La resiliencia

FAO Desert Locust Information Service

FAO Desert Locust Information Service
Feb 2015

The Desert Locust (Schistocerca gregaria) is considered the most dangerous of all migratory pest species in the world. It threatens people’s livelihoods, food security, the environment and economic development.

It can easily affect more than 65 of the world’s poorest countries. It can reproduce rapidly, migrate long distances and devastate crops and pasture. The Desert Locust has the ability to change its behaviour and appearance, under particular environmental conditions (unusually heavy rains), and transform itself from a harmless individual to part of a collective mass of insects that form a swarm, which can cross continents and seas, and quickly destroy a farmer’s field and his entire livelihood in a single morning.

A Desert Locust adult can consume roughly its own weight in fresh food per day that is about two grams every day. A 1 km² size swarm contains about 40 million locusts, which eat the same amount of food in one day as about 35,000 people, 20 camels or 6 elephants.
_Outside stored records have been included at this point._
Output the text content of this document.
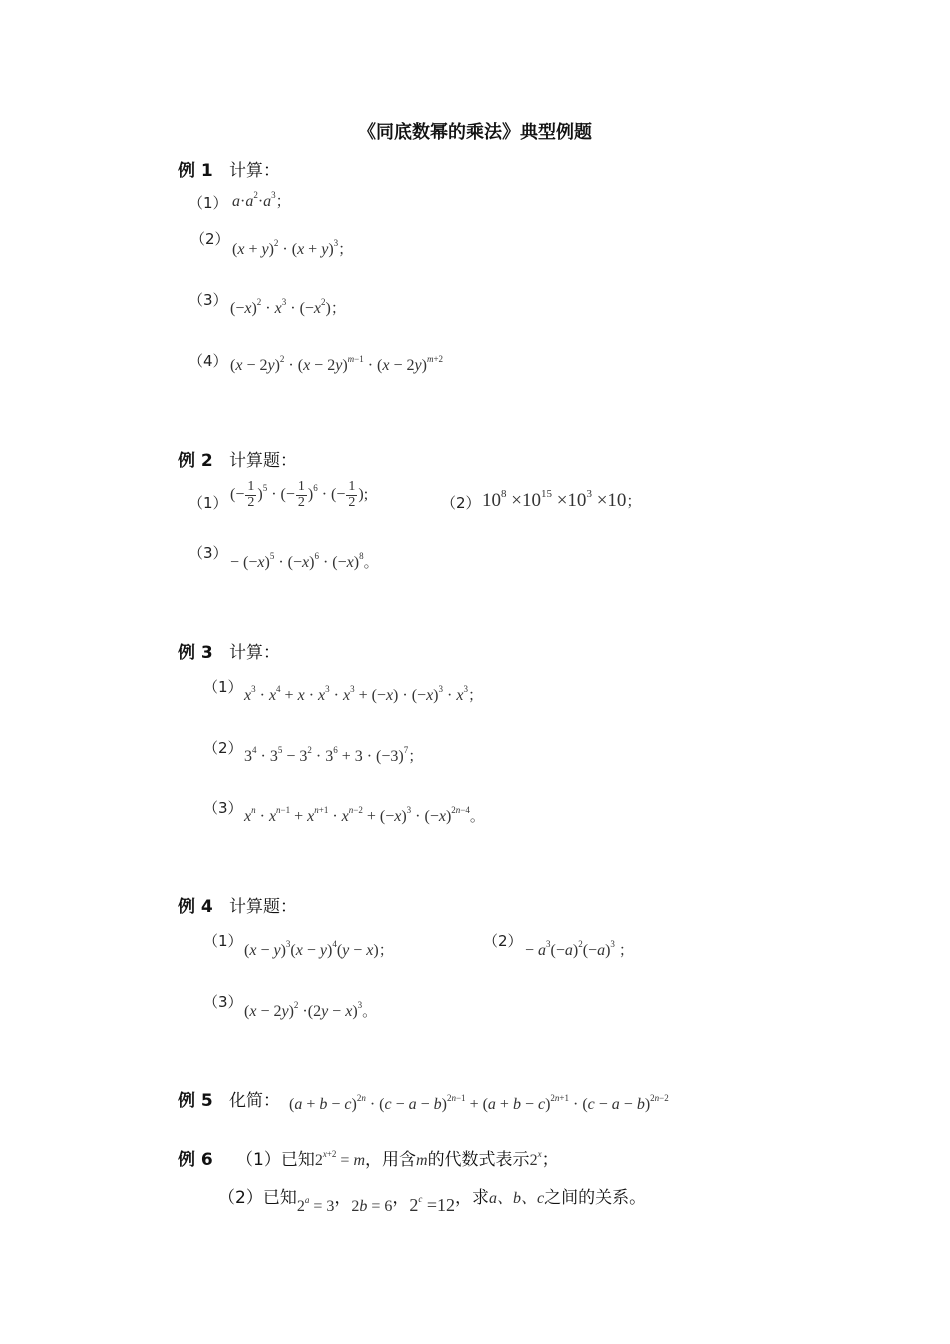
《同底数幂的乘法》典型例题
例 1 计算：
（1） $a\cdot a^2\cdot a^3$；
（2）
$(x + y)^2 \cdot (x + y)^3$；
（3） $(-x)^2 \cdot x^3 \cdot (-x^2)$；
（4） $(x - 2y)^2 \cdot (x - 2y)^{m-1} \cdot (x - 2y)^{m+2}$
例 2 计算题：
（1） (− $\frac{1}{2} )^5$ · (− $\frac{1}{2} )^6$ · (− $\frac{1}{2}$ );	（2） $10^8 \times 10^{15} \times 10^3 \times 10$；
（3）
− $(-x)^5 \cdot (-x)^6 \cdot (-x)^8$。
例 3 计算：
（1） $x^3 \cdot x^4 + x \cdot x^3 \cdot x^3 + (-x) \cdot (-x)^3 \cdot x^3$；
（2） $3^4 \cdot 3^5 - 3^2 \cdot 3^6 + 3 \cdot (-3)^7$；
（3） $x^n \cdot x^{n-1} + x^{n+1} \cdot x^{n-2} + (-x)^3 \cdot (-x)^{2n-4}$。
例 4 计算题：
（1）
$(x - y)^3(x - y)^4(y - x)$；	（2）
− $a^3(-a)^2(-a)^3$ ；
（3）
$(x - 2y)^2 \cdot(2y - x)^3$。
例 5 化简： $(a + b - c)^{2n} \cdot (c - a - b)^{2n-1} + (a + b - c)^{2n+1} \cdot (c - a - b)^{2n-2}$
例 6 （1）已知$2^{x+2} = m$，用含m的代数式表示2$^x$；
（2）已知$2^a = 3$，2b = 6，$2^c =12$，求a、b、c之间的关系。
During quiet periods (known as recessions), solitarious locusts are found in low numbers scattered throughout the deserts of North Africa, the Middle East and Southwest Asia. This arid area is some 16 million km² in size, and includes about 30 countries. It is called the recession area. During a plague, swarms can also invade other countries and a greater amount of land equivalent to about 20% of Earth’s land can be affected (invasion area).